Entertainment
Hulu's Happiest Season Is The Inclusive Holiday Rom-Com We've Been Waiting For
Oh, and it stars Dan Levy from Schitt's Creek.
If you've seen one romantic comedy, you've seen them all — and that's the best thing about them. Beat-for-beat story arcs, archetypical characters — there are certain things we expect and, generally speaking, they're delivered. Rom-coms are the macaroni and cheese of movies: there's not much to them, but they're so good and deliciously comforting. Based on the trailer, Happiest Season, the holiday romantic comedy that will premiere on Hulu on Nov. 25, appears to be no exception... until it is.

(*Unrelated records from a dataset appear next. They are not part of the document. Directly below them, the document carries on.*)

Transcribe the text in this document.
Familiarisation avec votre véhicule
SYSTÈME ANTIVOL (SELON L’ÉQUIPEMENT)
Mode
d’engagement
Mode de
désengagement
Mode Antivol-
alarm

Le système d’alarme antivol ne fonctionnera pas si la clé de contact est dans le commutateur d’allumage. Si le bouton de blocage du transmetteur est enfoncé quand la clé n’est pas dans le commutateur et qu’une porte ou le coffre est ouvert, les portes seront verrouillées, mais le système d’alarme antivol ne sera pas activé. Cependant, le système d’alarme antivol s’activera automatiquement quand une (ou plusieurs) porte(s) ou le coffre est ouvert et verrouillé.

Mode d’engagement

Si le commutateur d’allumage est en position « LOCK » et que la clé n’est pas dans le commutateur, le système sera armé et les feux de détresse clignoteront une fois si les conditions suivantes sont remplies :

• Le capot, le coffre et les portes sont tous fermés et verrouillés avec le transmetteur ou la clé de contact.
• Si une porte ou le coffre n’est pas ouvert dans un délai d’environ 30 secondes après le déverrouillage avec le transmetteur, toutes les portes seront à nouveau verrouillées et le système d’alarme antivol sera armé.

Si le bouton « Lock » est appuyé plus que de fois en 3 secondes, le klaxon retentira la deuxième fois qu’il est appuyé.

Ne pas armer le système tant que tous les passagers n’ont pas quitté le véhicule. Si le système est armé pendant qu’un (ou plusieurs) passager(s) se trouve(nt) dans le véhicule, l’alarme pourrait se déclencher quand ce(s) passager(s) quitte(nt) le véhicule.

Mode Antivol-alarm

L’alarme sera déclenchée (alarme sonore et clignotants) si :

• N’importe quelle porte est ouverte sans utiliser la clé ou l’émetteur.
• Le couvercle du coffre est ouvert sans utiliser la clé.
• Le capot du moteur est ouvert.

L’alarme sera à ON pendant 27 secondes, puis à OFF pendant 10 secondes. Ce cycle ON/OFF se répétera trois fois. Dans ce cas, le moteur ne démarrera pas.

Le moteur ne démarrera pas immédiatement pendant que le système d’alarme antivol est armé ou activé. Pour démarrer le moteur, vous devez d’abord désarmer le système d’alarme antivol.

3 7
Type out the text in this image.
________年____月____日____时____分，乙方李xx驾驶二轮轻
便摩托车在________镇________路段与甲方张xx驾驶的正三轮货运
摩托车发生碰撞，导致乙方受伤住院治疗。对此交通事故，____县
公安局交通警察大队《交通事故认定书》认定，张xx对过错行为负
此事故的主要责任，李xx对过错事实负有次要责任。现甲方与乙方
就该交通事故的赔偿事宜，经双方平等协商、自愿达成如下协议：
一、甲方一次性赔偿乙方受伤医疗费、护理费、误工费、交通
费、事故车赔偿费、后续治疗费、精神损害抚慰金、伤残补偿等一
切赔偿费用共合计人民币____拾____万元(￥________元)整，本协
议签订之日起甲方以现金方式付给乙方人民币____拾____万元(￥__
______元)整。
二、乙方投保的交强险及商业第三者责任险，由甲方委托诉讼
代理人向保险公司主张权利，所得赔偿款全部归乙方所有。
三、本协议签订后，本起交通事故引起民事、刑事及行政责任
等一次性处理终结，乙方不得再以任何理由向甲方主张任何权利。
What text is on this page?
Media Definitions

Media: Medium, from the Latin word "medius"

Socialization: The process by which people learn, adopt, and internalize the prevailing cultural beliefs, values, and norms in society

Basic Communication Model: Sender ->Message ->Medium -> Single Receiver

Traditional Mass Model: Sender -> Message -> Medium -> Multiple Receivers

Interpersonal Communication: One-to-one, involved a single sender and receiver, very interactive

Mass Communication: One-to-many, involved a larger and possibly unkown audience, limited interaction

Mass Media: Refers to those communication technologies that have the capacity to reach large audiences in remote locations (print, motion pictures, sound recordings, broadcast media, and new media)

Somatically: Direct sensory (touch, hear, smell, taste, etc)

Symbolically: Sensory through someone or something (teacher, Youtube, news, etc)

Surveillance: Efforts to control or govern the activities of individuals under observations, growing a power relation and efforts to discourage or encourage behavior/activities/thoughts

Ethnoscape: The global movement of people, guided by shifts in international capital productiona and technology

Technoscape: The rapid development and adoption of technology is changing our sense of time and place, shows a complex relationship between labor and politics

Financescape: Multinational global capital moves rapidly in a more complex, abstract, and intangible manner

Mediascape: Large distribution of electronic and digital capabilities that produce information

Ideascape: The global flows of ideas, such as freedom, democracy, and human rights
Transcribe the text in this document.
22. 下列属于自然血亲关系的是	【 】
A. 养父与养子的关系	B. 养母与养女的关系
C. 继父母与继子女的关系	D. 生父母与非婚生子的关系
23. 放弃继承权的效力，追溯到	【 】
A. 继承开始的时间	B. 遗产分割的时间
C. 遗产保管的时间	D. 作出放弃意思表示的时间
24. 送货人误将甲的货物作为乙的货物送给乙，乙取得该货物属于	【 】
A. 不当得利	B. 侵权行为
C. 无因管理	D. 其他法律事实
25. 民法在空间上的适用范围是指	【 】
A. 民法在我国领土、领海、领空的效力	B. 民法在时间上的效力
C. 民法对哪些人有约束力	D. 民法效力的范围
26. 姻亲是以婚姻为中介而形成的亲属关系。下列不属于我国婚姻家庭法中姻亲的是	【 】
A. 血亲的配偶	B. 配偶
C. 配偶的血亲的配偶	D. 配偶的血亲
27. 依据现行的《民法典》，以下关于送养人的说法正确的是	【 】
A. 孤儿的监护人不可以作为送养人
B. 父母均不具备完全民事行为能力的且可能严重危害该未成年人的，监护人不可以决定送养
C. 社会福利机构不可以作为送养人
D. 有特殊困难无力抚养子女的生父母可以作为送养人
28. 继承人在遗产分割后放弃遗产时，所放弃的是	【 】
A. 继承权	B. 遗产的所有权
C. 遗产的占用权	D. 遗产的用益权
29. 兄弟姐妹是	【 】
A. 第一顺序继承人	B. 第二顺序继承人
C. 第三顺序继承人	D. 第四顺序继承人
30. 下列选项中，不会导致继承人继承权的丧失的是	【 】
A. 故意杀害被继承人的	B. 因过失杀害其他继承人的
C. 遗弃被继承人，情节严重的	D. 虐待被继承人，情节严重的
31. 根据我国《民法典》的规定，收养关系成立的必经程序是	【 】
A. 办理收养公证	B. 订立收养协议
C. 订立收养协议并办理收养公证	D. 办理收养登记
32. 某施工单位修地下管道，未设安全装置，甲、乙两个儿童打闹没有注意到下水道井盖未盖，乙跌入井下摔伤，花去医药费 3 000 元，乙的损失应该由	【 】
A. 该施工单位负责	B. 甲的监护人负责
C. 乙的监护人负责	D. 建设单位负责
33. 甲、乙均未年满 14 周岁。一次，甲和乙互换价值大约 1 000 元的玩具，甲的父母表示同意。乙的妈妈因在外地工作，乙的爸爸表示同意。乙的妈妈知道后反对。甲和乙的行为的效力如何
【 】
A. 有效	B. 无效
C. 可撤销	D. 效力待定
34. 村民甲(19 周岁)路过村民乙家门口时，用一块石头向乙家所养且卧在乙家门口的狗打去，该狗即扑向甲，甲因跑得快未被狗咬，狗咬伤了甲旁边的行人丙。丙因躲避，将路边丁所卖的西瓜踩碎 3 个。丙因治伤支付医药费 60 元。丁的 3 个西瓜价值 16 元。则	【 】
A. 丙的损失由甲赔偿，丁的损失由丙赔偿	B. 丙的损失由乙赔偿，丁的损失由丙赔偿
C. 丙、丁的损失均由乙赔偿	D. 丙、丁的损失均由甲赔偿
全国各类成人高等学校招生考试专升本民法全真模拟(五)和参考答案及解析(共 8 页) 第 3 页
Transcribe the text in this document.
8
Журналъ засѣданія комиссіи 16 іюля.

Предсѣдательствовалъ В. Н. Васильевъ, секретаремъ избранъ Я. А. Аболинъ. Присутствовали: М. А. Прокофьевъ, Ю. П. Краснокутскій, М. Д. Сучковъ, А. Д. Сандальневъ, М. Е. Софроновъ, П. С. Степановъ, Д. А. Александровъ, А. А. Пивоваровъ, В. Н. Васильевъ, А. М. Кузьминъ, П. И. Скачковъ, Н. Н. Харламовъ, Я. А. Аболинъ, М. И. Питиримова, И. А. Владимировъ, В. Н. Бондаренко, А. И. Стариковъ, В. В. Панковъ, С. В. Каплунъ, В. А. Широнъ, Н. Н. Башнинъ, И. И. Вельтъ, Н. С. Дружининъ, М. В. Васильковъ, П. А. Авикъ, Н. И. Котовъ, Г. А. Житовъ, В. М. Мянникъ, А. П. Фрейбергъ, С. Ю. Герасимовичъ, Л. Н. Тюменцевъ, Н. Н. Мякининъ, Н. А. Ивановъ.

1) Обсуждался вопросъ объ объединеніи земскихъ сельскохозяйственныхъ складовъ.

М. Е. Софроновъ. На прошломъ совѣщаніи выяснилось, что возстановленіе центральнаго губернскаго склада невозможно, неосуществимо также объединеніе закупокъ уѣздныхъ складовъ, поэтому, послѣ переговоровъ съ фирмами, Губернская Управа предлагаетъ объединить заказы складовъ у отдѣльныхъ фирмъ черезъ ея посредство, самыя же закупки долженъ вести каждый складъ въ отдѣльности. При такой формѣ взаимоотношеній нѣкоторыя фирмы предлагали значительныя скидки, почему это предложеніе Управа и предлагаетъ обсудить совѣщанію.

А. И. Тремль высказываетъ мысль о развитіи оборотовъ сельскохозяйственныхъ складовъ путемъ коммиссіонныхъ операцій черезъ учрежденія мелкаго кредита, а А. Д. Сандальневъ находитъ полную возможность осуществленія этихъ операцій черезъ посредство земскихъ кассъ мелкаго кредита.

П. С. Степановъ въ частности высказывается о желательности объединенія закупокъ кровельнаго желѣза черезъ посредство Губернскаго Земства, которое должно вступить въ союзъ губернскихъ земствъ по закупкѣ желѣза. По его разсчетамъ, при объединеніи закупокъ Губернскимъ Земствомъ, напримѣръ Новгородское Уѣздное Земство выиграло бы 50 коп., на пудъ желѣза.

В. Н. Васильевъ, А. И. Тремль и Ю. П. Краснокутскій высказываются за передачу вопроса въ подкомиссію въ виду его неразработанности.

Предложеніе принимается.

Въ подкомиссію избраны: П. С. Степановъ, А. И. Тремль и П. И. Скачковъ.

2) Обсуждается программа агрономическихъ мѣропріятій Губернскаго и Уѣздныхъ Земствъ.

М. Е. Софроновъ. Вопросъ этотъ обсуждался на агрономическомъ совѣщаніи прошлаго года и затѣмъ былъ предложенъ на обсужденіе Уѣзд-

It's your standard "meet the family" plot. Beautiful couple (check); quirky family who casually lives in an impossibly beautiful house (check); saucy best friend (two checks because it's Schitt's Creek star and creator Dan Levy); and wacky series of misunderstandings and complications ("Oh no! My parents can't know we slept in the same bed! Hide!" Check). The only difference I could see is that the aforementioned beautiful couple is two lesbians, played by Kristen Stewart and Mackenzie Davis. And that one small tweak means this movie has gone from something I might turn on in the background while I wrap presents to appointment viewing. Finally! Someone has made the Yuletide gay! (You knew I had to make that joke, right?)
The plot is, again, fairly familiar: Abby and Harper are heading to the home of Harper's conservative parents (Mary Steenberg and Victor Garber) to celebrate Christmas. The twist here, however, is that Harper has not yet come out to her family, including her two sisters (Alison Brie and Mary Holland) and urges Abby to pose as her orphaned roommate. (Dan Levy, as John counsels Abby through the ordeal.) Tensions mount as keeping up this farce becomes harder and more painful for both women.
In an October interview with Entertainment Weekly, writer and director Clea DuVall said Happiest Season was written from her own experiences. "I've spent Christmases with partners whose parents didn't know," she told the outlet. "On a journey like coming out, you have no idea what's going to happen or how people will react, and it's scary."
Now, I've only seen the trailer, and I don't know the ending of this movie. But all the trappings of the romantic-comedy genre assure me that, in the end, it's going to work out. Maybe not perfectly (though, like, usually?), but it'll be OK. That's what makes it a romantic comedy. And this is a huge part of the appeal for me, a bisexual woman. Because, certainly, there's no dearth of queer cinema out there. Even big studios have gotten the memo that the LGBTQ+ community exists and — shock of shocks — we also watch movies. But more often than not, these films, especially those produced by mainstream filmmakers, tend to focus on queer pathos that often culminates in something tragic. Death. Violence. Psychological anguish. And those are valid experiences and important stories... but OMG can we just let queer girls hunker down on the couch with a pint of Ben & Jerrys and watch a light-hearted rom-com with relationships that look like theirs?! Just once?!
Well. Now we have one more in a small (but hopefully growing) roster.